Its been a while since I've been on here as I've not been taking many photos recently. But I have stopped smoking and got into vaping (red e-cigarettes to those who don't know) as a hopefully healthier alternative. I've went from 20 a day down to 0 tobacco cigarettes in a month. Anyway, another forum I'm on we like to post some shots of our setups that usually involve some shiny brass, stainless steel, copper or combinations of these shiny materials. 

I'm finding myself a bit lost about how to set these up to get good lighting and not cause a reflection of myself in my pics of mine so I'd like to ask how best to set up to get some good shots of very shiny reflective material?

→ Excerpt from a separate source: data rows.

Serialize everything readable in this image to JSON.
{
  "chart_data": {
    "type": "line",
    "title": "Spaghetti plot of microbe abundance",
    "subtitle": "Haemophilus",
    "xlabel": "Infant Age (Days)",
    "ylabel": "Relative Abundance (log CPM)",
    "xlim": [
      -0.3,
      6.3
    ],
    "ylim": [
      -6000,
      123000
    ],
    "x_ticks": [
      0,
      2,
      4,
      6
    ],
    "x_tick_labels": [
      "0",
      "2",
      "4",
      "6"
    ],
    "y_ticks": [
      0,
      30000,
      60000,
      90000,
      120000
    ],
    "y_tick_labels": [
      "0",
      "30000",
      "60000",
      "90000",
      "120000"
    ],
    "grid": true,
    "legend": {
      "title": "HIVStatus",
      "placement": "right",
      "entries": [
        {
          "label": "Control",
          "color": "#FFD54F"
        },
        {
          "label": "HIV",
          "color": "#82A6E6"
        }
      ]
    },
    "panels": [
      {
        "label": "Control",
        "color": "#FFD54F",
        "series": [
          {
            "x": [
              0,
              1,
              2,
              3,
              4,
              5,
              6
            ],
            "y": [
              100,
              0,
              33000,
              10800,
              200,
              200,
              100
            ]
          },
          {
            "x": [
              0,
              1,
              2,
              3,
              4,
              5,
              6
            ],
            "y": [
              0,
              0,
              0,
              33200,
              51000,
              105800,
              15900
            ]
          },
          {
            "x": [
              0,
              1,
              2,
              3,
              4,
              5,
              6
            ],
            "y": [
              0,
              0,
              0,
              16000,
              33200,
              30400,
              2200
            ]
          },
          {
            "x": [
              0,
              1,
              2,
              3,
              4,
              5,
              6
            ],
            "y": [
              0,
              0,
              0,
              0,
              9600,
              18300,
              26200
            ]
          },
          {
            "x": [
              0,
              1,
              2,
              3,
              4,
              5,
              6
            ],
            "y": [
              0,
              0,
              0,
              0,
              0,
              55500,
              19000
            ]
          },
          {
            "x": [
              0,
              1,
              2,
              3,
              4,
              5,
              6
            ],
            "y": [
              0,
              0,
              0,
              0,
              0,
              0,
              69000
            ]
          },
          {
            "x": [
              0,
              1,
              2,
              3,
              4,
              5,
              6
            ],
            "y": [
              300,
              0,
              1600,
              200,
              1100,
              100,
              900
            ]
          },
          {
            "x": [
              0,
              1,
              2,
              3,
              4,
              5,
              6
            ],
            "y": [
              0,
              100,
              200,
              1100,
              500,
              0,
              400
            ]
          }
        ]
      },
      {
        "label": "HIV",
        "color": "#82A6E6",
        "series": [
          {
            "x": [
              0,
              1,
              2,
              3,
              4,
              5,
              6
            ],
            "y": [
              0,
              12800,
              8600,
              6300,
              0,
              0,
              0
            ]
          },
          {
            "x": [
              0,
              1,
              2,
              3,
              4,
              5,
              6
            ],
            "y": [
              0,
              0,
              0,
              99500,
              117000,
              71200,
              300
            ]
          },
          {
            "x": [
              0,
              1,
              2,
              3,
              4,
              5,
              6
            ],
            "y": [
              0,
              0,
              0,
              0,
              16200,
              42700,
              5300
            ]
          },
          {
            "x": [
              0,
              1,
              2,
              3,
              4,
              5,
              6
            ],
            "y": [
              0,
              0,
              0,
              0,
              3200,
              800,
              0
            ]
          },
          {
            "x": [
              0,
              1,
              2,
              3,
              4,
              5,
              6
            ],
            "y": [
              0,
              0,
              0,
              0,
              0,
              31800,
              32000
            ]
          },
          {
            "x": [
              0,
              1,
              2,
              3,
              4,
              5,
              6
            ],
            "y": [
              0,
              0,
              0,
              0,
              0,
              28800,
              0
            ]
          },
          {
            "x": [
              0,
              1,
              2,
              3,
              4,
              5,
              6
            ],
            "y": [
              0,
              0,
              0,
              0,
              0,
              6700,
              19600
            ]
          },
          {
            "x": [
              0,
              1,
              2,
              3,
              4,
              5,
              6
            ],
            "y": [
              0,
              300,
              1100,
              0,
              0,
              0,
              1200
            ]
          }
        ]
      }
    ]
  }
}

For those who need a better example think of a mod as a tubular piece of metal, that's basically what I'm trying to take some shots of.

I have:

Canon 7D
OCF bracket plus leads
2 Yonguno wireless flash triggers
YN420 ii (manual flash)
Access to a Canon EX580 ETTL Flash (I can borrow one for secondary lighting)
Macro extension tubes
18-55mm Canon kit lens
Canon 50mm nifty fifty
Canon 105 f3.5-5.6
Canon 70-300 f4-5.6
Velbon Sherpa Tripod
Joby Gorrillapod
Various ND Filters
An desire to learn and a willingness to mock up some ghetto gear


----------



## 480sparky (Jul 13, 2014)

Light, Science and Magic.


----------



## KmH (Jul 13, 2014)

Yep. Study 'family of angles' in the book Ken recommended.


----------



## weepete (Jul 14, 2014)

Thanks chaps, I'll have a wee gander.


----------